I love this "single point of failure" argument. It's a fallacy. The only single point of failure with a single mainframe is the building it physically sits in. A single mainframe is internally redundant in every possible respect you can think of (and several you didn't think of). It is that cluster you talk about fondly, except there's no (error-prone) self-assembly and no particular management burden required. It. Just. Works.
But if you're concerned about a building failure -- fire, flood, whatever -- you can buy a second machine. IBM will sell that second machine to you at a lower price. You can put the second machine in a second building, you can run fiber (preferably with two separate physical paths) between the two machines, keep them many tens of kilometers apart, and run them as a single, seamless cluster (called a Geographically Dispersed Parallel Sysplex). And, as a programmer, you have absolutely zero coding responsibility to make that all work.
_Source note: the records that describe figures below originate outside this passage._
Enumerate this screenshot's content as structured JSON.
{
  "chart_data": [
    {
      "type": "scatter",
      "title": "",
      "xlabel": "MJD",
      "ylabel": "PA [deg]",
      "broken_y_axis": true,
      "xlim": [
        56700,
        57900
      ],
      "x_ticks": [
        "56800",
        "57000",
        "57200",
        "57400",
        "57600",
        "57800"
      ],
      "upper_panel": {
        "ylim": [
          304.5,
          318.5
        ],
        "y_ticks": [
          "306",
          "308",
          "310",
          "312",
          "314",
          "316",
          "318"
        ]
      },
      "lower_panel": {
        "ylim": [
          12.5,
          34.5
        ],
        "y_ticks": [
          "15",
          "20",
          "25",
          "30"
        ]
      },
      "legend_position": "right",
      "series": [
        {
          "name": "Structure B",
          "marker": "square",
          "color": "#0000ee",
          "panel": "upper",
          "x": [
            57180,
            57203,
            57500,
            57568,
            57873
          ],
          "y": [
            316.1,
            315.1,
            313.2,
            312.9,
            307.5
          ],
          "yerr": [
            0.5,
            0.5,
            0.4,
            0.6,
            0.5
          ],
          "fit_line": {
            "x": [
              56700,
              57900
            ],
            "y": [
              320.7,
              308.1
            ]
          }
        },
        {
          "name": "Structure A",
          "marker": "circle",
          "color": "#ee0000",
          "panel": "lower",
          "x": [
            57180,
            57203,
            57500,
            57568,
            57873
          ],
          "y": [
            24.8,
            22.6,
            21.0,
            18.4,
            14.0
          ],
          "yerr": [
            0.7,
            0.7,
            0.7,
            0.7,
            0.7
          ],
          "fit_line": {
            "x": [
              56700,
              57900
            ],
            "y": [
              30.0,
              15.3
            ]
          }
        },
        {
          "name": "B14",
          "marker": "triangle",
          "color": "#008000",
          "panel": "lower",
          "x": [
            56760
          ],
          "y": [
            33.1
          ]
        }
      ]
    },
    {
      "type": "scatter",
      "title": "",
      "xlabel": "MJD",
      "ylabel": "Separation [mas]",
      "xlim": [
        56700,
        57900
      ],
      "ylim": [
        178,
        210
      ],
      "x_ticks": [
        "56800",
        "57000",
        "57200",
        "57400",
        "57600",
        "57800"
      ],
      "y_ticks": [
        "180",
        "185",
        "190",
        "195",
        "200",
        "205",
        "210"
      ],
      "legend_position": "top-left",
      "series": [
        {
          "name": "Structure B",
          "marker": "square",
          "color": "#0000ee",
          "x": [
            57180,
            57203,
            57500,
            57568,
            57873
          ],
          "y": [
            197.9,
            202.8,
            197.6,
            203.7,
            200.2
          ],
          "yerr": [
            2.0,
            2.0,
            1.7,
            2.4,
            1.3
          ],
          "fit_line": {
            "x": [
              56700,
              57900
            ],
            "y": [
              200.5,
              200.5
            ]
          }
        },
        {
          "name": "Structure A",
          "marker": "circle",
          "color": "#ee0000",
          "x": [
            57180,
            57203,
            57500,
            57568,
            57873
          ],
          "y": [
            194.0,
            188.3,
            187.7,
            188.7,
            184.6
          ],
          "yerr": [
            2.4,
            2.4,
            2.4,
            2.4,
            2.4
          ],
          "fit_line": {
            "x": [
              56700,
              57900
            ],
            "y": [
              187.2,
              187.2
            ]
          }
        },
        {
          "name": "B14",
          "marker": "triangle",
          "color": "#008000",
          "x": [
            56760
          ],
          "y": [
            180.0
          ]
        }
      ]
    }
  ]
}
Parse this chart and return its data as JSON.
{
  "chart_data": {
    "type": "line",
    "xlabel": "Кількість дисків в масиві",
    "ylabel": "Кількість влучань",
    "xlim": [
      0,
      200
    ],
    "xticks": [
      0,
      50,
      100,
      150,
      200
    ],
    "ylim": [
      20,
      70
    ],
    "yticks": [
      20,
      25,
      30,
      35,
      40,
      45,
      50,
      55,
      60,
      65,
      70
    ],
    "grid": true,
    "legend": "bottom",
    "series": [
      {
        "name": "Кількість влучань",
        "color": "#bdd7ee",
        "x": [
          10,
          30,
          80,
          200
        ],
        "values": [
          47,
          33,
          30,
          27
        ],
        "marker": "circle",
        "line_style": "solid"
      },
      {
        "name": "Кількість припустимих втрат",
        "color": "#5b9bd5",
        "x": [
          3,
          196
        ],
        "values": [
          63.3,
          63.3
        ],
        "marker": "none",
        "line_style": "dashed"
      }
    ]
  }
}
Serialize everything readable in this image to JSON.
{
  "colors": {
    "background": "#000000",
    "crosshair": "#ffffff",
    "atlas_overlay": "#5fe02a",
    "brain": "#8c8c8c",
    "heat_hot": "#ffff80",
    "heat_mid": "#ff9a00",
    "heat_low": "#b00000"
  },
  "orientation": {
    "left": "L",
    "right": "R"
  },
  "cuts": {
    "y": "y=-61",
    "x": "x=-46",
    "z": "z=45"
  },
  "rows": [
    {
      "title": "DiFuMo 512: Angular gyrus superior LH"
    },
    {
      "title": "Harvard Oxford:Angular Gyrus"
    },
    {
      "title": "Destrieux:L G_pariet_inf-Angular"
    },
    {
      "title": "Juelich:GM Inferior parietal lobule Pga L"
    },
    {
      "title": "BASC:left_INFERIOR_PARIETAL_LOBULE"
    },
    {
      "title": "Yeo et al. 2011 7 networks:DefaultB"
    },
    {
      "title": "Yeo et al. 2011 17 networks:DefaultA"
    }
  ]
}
If anything bad happens all your transactions instantly flip over to the other site, in-flight, real-time. And you don't lose a single byte or a single customer, and you can prove you didn't. You can also service any element of that cluster -- any element, from software to hardware to network to whatever -- without any interruption in business service. Yes, you can upgrade your database engine version while everybody's credit cards keep working. Neat party trick, that, but it's business-as-usual for mainframes.
Scalable? Each machine contains up to 64 main processors (and a minimum of two spares!) running at 4.4 GHz with more cache (and more cache levels, including copious shared cache) than anything else. (Even the clock speed argument is gone. It's a faster clock speed than X86.) Plus scores of secondary processors -- the main processors only do real work, not encryption or I/O. They don't even handle clustering -- there are dedicated processors for that. You can stuff 1.5 TB of RAM in each frame. And you can have a single cluster -- which behaves like a single logical machine from a programmer's point of view -- containing up to 32 of these machines. That's a single "machine" with 2048 main processors and hundreds (thousands?) of assist processors. Beyond that you can still do everything an Intel cluster can, like conventional load-balancing (e.g. HTTP spraying) across multiple 2048-CPU clusters. But no one has yet invented a core banking system, for example, that exceeds even a couple of these 64-way machines for a large Chinese bank, to give you some perspective.
No, this stuff is in a different league. Please read up on it sometime before dismissing it offhand. I don't dismiss the value of X86 blades for certain applications, but this mainframe stuff is very different and has important roles. Telecom switching, maybe maybe not. Telecom billing, you bet.